Redstone - who is president of National Amusements and chairman and CEO of Rising Star Media - ranked 36th on the list, which included the heads of Paramount Motion Pictures, Sony Pictures, 20th Century Fox Television and MTV Networks Music Group.

"Quietly - and surprisingly - Shari Redstone is emerging from the shadows at Viacom's much smaller parent company, poised to play a key role in the entertainment industry and in the world's third-biggest media conglomerate," reported Business Week in a profile of Redstone.

The 1975 Tufts graduate was joined on the Hollywood Reporter list by 1974 Tufts graduate Ruth Vitale - the co-president of Paramount Classics.

Viatale - who previously headed Fine Line, which released films including "Shine" and "Don Juan DeMarco" - joined Paramount in 1998.
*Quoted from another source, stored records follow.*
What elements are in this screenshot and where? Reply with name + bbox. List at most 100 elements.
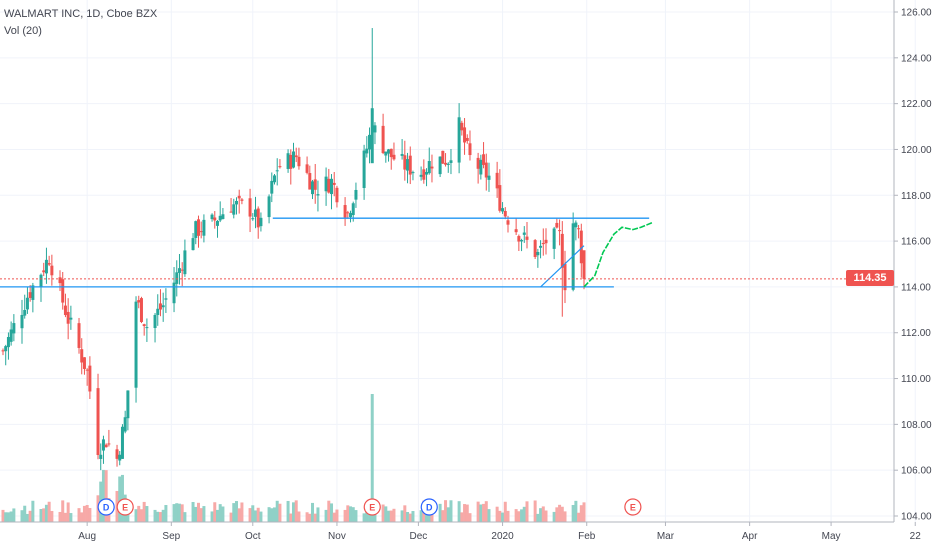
volume-bar bbox=[441, 510, 445, 522]
candle-body bbox=[248, 198, 252, 217]
volume-bar bbox=[316, 507, 320, 522]
volume-bar bbox=[137, 505, 141, 522]
candle-body bbox=[164, 298, 168, 300]
candle-body bbox=[457, 117, 461, 163]
candle-body bbox=[229, 211, 233, 213]
volume-bar bbox=[66, 502, 70, 522]
candle-body bbox=[183, 250, 187, 275]
forecast-line[interactable] bbox=[583, 222, 653, 288]
volume-bar bbox=[327, 500, 331, 522]
volume-bar bbox=[273, 507, 276, 522]
volume-bar bbox=[44, 504, 48, 522]
volume-bar bbox=[61, 500, 65, 522]
candle-body bbox=[142, 324, 146, 327]
earnings-marker[interactable] bbox=[116, 498, 134, 516]
volume-bar bbox=[275, 500, 279, 522]
candle-body bbox=[560, 233, 564, 268]
volume-bar bbox=[313, 513, 317, 522]
volume-bar bbox=[213, 502, 217, 522]
candle-body bbox=[297, 156, 301, 167]
volume-bar bbox=[506, 510, 510, 522]
candle-body bbox=[406, 159, 410, 171]
event-marker-label: D bbox=[103, 503, 110, 513]
volume-bar bbox=[387, 510, 391, 522]
volume-bar bbox=[210, 511, 214, 522]
y-tick-label: 104.00 bbox=[901, 512, 932, 523]
volume-bar bbox=[145, 506, 149, 522]
volume-bar bbox=[82, 505, 86, 522]
candle-body bbox=[582, 250, 586, 279]
earnings-marker[interactable] bbox=[363, 498, 381, 516]
candle-body bbox=[96, 388, 100, 456]
candle-body bbox=[403, 155, 407, 170]
candle-body bbox=[522, 232, 526, 235]
candle-body bbox=[362, 150, 366, 189]
candle-body bbox=[289, 154, 293, 169]
volume-bar bbox=[118, 476, 122, 522]
earnings-marker[interactable] bbox=[624, 498, 642, 516]
candle-body bbox=[99, 454, 103, 459]
candle-body bbox=[313, 179, 317, 190]
volume-bar bbox=[525, 501, 529, 522]
volume-bar bbox=[20, 510, 24, 522]
candle-body bbox=[240, 199, 244, 201]
y-tick-label: 122.00 bbox=[901, 99, 932, 110]
volume-bar bbox=[533, 500, 537, 522]
volume-bar bbox=[1, 509, 5, 522]
volume-bar bbox=[484, 501, 488, 522]
candle-body bbox=[221, 214, 225, 219]
volume-bar bbox=[539, 508, 543, 522]
support-resistance-lines[interactable] bbox=[0, 217, 894, 288]
candle-body bbox=[270, 180, 274, 194]
candle-body bbox=[118, 454, 122, 461]
x-tick-label: Feb bbox=[578, 531, 596, 542]
candle-body bbox=[487, 175, 491, 180]
candle-body bbox=[327, 178, 331, 193]
x-tick-label: Nov bbox=[328, 531, 346, 542]
volume-bar bbox=[161, 509, 165, 522]
volume-bar bbox=[248, 508, 252, 522]
volume-bar bbox=[457, 501, 461, 522]
volume-bar bbox=[50, 510, 54, 522]
candle-body bbox=[498, 185, 502, 211]
volume-bar bbox=[234, 501, 238, 522]
volume-bar bbox=[88, 507, 92, 522]
volume-bar bbox=[389, 510, 393, 522]
candle-body bbox=[123, 417, 127, 432]
candle-body bbox=[558, 230, 562, 232]
volume-bar bbox=[351, 507, 355, 522]
volume-bar bbox=[400, 510, 404, 522]
candle-body bbox=[381, 125, 385, 154]
candle-body bbox=[210, 214, 214, 220]
candle-body bbox=[292, 151, 296, 168]
candle-body bbox=[419, 174, 423, 177]
candle-body bbox=[311, 181, 315, 195]
candle-body bbox=[61, 279, 65, 303]
candle-body bbox=[286, 153, 290, 169]
y-tick-label: 106.00 bbox=[901, 466, 932, 477]
candle-body bbox=[50, 265, 54, 276]
volume-bar bbox=[39, 509, 43, 522]
candle-body bbox=[172, 282, 176, 304]
candle-body bbox=[28, 292, 32, 299]
forecast-path[interactable] bbox=[583, 222, 653, 288]
volume-bar bbox=[69, 513, 73, 522]
event-marker-label: E bbox=[369, 503, 375, 513]
volume-bar bbox=[259, 511, 263, 522]
volume-bar bbox=[175, 503, 179, 522]
volume-bar bbox=[563, 511, 567, 522]
candle-body bbox=[175, 272, 179, 284]
candle-body bbox=[305, 164, 309, 173]
dividend-marker[interactable] bbox=[97, 498, 115, 516]
y-tick-label: 108.00 bbox=[901, 420, 932, 431]
volume-bar bbox=[517, 511, 521, 522]
trend-line[interactable] bbox=[540, 245, 585, 288]
volume-bar bbox=[267, 507, 271, 522]
candle-body bbox=[9, 329, 13, 342]
volume-bar bbox=[460, 512, 464, 522]
dividend-marker[interactable] bbox=[420, 498, 438, 516]
candle-body bbox=[533, 240, 537, 257]
volume-bar bbox=[343, 509, 347, 522]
Among her most recent acquisitions for her studio are Sundance Film Festival honoree "Bloody Sunday" and Edward Burns' "Sidewalks of New York."

According to The Hollywood Reporter, Redstone and Vitale are part of a select group of industry executives who have proven themselves in a very demanding industry.

"To earn a coveted slot as president of a cable network or chairman of a movie studio isn't just an astounding accomplishment for a woman - it's an amazing achievement for anyone, male or female - toiling in the ultra competitive trenches of the entertainment business," reported the publication.

While women are making great progress in the industry, recent studies indicate that they still have a long way to go.

"Although women executives are well-represented in Hollywood, that contrasts with the topography of larger communication companies," reported The Hollywood Reporter. "Fewer than one in five board members of the largest communication companies were women - with only 11 women CEOs in the Fortune 1000. In the 10 entertainment conglomerates surveyed, women comprise 13 percent of directors and 14 percent of executives."

Many are pinning their hopes on the next generation of producers, writers and executives.

"My theory is that, as we see the entrance of more women into MBA programs and JD programs, we'll see more women entering this business," Vitale told the publication.